Une gamine me vit , figé, devant une belle affiche qui condamnait la fin de ce site, site qui , selon cette affiche, procurait du travail à la région. Naïvement,elle crut que je pleurais parce que touché par le message triste de cette affiche. En fait, les affiches sont un besoin de collection personnelle qui n’a jamais guéri donc maladie permanente. Elle me fascinent. Il doit sûrement exister divers musées d’affiches en Europe mais je refuse d’y rentrer de peur d’acheter des affiches non affichables par manque de place. (ou choquantes pour des raisons très diverses!) ….J’ai même , jadis, couvert le plafond d’une pièce de posters, par manque de place. Cela n’a pas plu!

A noter qu’une idée glorieuse pour ce site serait d’y établir le site du hub pour le télescope européen “Einstein”, un projet très transfrontalier, qui donnerait à nouveau un avenir aux travailleurs de la région. Une grande partie serait souterraine, donc n’abîmerait pas le paysage. Une idée à creuser?

 

Ce fut ce jour que je fis là une chose qui changea ma vie, je pris un saule condamné (sans savoir que c’était un saule d’ailleurs) qui poussait , en tout liberté , dans une fissure d’un mur qui allait disparaître.

 

Les mains pleines de terre et avec le saule (et sa motte de racines) mis en équilibre instable sur le vélo, je suis retourné d’abord au collège puis au calvaire, avec une petite pelle empruntée (et rendue ensuite !) .

 

Là, je l’ai planté dans un coin discret, loin du parcours officiel des visiteurs (surtout pèlerins) . ( parcours qui fait un bon kilomètre)

On peut retenir que ce calvaire, très touristique, est un arrêt sur une route allemande des pèlerins de Saint Jacques de Compostelle (venant de Cologne et Aix-la-Chapelle en direction de Liège) et les 14 stations sont des grottes construites de pierres laviques de la région.

Ce n’est qu’après, non sans mal, car internet n’existait pas encore, que je pus trouver que c’était un saule (sans doute pleureur) et vu ma journée spéciale de sa découverte et mes yeux rouges, je l’ai appelé Pleuré Rouge. Mon respect méritait bien un prénom et un nom.

Le nom latin du saule (introduit en Europe en 1692) vaut pourtant la peine aussi. Son nom latin  (Salix) Babylonica, lui a été donné par Linné d’après la légende selon laquelle il aurait abrité les pleurs des Juifs captifs à Babylone. Pour la petite histoire, Alfred de Musset demanda qu’on plantât un Saule près de sa tombe, au cimetière du Père-Lachaise (Paris), mais il faut le changer tous les 4 ans, car le sol est inadéquat.Ce saule condamné pleure donc pour une rivière inexistante.

Je ne suis pas devenu botaniste, ni de métier ni comme hobby mais c’est grâce à Pleuré Rouge que je me suis intéressé aux plantes et surtout fleurs qui l’entouraient.

Mètre par mètre j’ai étendu ma culture botanique, toujours modeste et plutôt chaotique.

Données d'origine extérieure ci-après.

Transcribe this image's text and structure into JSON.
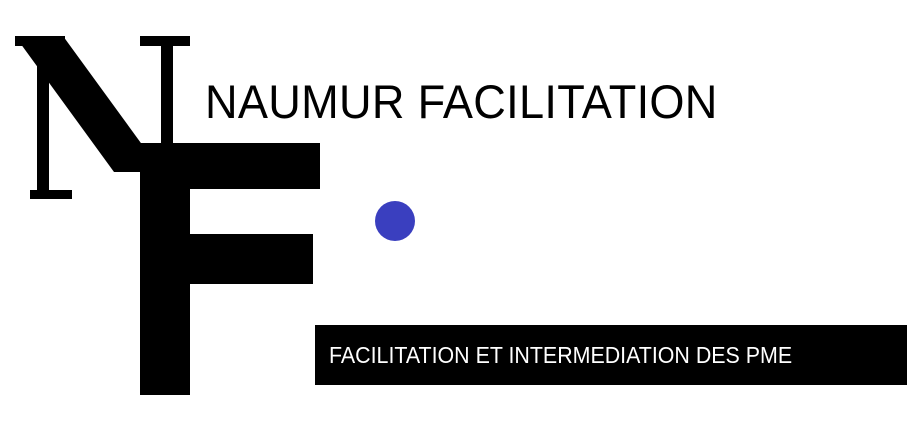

Quel hasard, ma famille préférée de plantes reste la famille cosmopolite des liliacées dont j’aime les lis (Lilium), les tulipes (Tulipa), les fritillaires (Fritilla) et par extension, aussi les jacinthes, les asperges (miam), les Roscoea, et encore les Alstromères.

Quand à mes chers oignons, j’ai enfin pu voir leurs ombrelles de fleurs dans toutes leur splendeur, en images et en globes floraux bien réels dans plusieurs pays.

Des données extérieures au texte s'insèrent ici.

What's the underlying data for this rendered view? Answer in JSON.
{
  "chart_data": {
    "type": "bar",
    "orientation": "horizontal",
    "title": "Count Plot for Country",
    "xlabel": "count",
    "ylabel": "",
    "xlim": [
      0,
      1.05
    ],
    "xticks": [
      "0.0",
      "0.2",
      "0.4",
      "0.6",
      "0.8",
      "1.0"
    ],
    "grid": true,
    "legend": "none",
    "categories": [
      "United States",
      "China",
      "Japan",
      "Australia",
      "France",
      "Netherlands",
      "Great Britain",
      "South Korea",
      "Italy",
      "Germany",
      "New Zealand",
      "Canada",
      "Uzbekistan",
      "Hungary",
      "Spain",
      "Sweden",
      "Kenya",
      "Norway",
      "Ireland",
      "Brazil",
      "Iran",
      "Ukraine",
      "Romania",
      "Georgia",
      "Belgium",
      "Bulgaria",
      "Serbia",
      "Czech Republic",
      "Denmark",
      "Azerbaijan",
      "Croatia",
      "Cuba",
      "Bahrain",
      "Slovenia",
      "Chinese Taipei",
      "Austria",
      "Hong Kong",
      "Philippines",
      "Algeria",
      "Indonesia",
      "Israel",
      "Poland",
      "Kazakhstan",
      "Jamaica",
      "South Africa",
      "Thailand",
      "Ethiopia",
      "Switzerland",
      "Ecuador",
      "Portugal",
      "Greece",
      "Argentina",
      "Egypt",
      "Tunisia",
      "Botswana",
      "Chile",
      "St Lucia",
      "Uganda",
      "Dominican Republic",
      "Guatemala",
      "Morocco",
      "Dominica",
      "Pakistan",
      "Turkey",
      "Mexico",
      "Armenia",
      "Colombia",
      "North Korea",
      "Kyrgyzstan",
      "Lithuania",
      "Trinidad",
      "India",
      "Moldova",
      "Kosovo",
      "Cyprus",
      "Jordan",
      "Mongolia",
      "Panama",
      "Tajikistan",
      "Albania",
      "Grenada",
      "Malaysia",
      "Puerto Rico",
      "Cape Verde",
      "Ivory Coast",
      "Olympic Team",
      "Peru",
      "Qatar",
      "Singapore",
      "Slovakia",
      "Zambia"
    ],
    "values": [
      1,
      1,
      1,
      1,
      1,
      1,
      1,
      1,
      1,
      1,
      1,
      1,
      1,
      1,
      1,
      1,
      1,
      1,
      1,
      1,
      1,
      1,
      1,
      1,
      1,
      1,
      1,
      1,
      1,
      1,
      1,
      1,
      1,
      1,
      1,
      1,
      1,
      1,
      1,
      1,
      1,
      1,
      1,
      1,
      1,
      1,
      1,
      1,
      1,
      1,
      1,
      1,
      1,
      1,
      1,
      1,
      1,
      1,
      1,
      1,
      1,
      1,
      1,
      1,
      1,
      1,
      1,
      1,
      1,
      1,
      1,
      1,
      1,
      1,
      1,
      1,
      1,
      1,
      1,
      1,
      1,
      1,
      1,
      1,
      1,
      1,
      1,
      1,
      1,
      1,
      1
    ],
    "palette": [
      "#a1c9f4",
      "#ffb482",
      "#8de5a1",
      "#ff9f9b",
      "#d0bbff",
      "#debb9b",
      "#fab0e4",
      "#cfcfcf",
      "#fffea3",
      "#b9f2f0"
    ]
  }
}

Ais-je pu voir mon saule ,surnommé Pleuré (ou après coup Perdu) devenir un arbre? Non, car les jardiniers l’ont déplanté et j’ai beau eu chercher et chercher encore, je ne l’ai jamais retrouvé sur ce site , qui fait quand même 2,5 hectares.

Mais comme le vélo, il a étendu ma zone de curiosité, de découverte. MERCI!